This repository contains the Pytorch implementation of the proposed method SOoD: Self-Supervised Out-of-Distribution Detection Under Domain Shift for Multi-Class Colorectal Cancer Tissue Types ( written by Guillaume Vray (https://github.com/GuillaumeVray/SOoD)), which has been recently accepted at ICCV 2021 Workshop (CVAMD 2021).
Install dependencies via executing the setup.sh
script using the conda environment. We use Python 3.9 and Pytorch 1.9.

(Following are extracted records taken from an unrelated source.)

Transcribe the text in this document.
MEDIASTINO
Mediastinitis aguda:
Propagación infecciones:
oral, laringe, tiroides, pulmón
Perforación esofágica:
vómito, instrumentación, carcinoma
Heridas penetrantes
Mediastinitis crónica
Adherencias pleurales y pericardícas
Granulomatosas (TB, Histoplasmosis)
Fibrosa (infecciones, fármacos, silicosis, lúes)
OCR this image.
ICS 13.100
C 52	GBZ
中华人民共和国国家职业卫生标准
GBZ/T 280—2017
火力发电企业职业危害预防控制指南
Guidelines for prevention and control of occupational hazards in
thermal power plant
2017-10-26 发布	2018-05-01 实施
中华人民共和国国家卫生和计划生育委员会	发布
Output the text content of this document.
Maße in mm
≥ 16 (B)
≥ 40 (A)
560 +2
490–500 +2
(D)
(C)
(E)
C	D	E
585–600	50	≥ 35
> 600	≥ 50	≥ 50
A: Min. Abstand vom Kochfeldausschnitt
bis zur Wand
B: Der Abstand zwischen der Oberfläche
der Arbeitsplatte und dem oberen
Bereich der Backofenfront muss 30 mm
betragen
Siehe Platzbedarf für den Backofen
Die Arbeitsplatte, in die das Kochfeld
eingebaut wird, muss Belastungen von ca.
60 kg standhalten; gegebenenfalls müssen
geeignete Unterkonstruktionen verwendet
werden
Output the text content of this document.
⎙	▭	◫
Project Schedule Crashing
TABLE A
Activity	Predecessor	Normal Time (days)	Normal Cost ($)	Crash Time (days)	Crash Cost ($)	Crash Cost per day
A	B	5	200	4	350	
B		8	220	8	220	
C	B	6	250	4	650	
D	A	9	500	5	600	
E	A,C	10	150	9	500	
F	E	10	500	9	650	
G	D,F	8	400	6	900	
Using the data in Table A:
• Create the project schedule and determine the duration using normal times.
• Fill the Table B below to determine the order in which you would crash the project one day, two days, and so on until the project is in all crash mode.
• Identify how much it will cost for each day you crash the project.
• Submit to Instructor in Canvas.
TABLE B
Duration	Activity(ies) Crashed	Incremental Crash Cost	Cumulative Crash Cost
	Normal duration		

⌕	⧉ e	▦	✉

To visualize the training process, setup the visdom server by running:
visdom -p 1076 -env_path path_to_repo/src/Visdom
To train our model, run:
python main.py SOoD Kather expname --aug_type E/H --n_prototypes 16 --ssl_mode sinkhorn
Run unsupervised fine-tuning with:
python main.py SOoDftUns Kather expname2 --ssl_ckpt Experiments/expname/Checkpoints/SOoD_best_loss_source.pth --aug_type E/H --n_prototypes 16 --ssl_mode sinkhorn
Run supervised fine-tuning with:
python main.py SOoDftClassifier Kather expname3 --ssl_ckpt Experiments/expname/Checkpoints/SOoD_best_loss_source.pth --aug_type E/H --n_prototypes 16 --ssl_mode sinkhorn --pct_data percentage_data
-
3heavy+1style:
--lmd_h 3 --lmd_ood 1
-
1heavy+3style:
--lmd_h 1 --lmd_ood 3
-
0heavy+1style:
--lmd_h 0 --lmd_ood 1
-
1heavy+0style:
--lmd_h 1 --lmd_ood 0
-
8 prototypes:
--n_prototypes 8
-
24 prototypes:
--n_prototypes 24
-
colorization:
--aug_type E/H/S
-
Swav Baseline:
--aug_type normal --color_transformation --ssl_mode sinkhorn
-
DINO Baseline:
--aug_type normal --color_transformation --ssl_mode S/T
-
Classifier:
--aug_type normal --ssl_mode no
To test any model with name model_name
, simply run:
python main.py model_name Kather expname --checkpoint path/to/checkpoint --test
Method | AUROC | AUPRC | Checkpoint |
---|---|---|---|
SOoD-pretrain | 88.38 | 80.43 | ckpt |
SOoD-finetune Unsupervised | 92.77 +/- 0.48 | 90.90 +/- 1.00 | ckpt |
SOoD-pretrain 0heavy | 84.63 | 75.76 | ckpt |
SOoD-finetune 0heavy | 91.60 +/- 0.59 | 90.62 +/- 0.54 | ckpt |
SOoD-pretrain 3heavy | 85.18 | 76.41 | ckpt |
SOoD-finetune 3heavy | 90.77 +/- 0.47 | 87.95 +/- 0.33 | ckpt |
SOoD-pretrain 0style | 83.95 | 75.63 | ckpt |
SOoD-finetune 0style | 85.87 +/- 3.25 | 84.56 +/- 2.26 | ckpt |
SOoD-pretrain 3style | 82.76 | 71.80 | ckpt |
SOoD-finetune 3style | 90.99 +/- 0.28 | 88.64 +/- 0.39 | ckpt |
SOoD-pretrain 8prots | 82.52 | 71.44 | ckpt |
SOoD-finetune 8prots | 88.85 +/- 0.57 | 85.30 +/- 0.22 | ckpt |
SOoD-pretrain 24prots | 86.70 | 79.60 | ckpt |
SOoD-finetune 24prots | 89.24 +/- 0.40 | 84.71 +/- 0.43 | ckpt |
SOoD-pretrain ColorStyle | 82.44 | 75.23 | ckpt |
SOoD-finetune ColorStyle | 88.58 +/- 0.73 | 86.54 +/- 0.57 | ckpt |
Method | Linear | KNN | Checkpoint |
---|---|---|---|
SOoD-finetune Supervised 100% | 73.24 +/- 0.39 | 83.45 | ckpt |
SOoD-finetune Supervised 20% | 73.39 +/- 0.69 | - | ckpt |
SOoD-finetune Supervised 10% | 73.24 +/- 0.82 | - | ckpt |
SOoD-finetune Supervised 1% | 62.59 +/- 1.42 | - | ckpt |
SwAV 100% | 48.83 +/- 1.83 | 41.72 | ckpt |
DINO 100% | 42.03 +/- 8.51 | 32.20 | ckpt |
Supervised Source 100% | 65.13 +/- 3.57 | 41.50 +/- 3.84 | ckpt |
Supervised Translated 100% | 78.31 +/- 5.98 | 77.48 +/- 1.61 | ckpt |
If you find this work useful, please cite the paper:
@inproceedings{bozorgtabar2021sood,
title={SOoD: Self-Supervised Out-of-Distribution Detection Under Domain Shift for Multi-Class Colorectal Cancer Tissue Types},
author={Bozorgtabar, Behzad and Vray, Guillaume and Mahapatra, Dwarikanath and Thiran, Jean-Philippe},
booktitle={Proceedings of the IEEE/CVF International Conference on Computer Vision},
pages={3324--3333},
year={2021}
}
This work is licensed under a Creative Commons Attribution-NonCommercial-NoDerivatives 4.0 International License.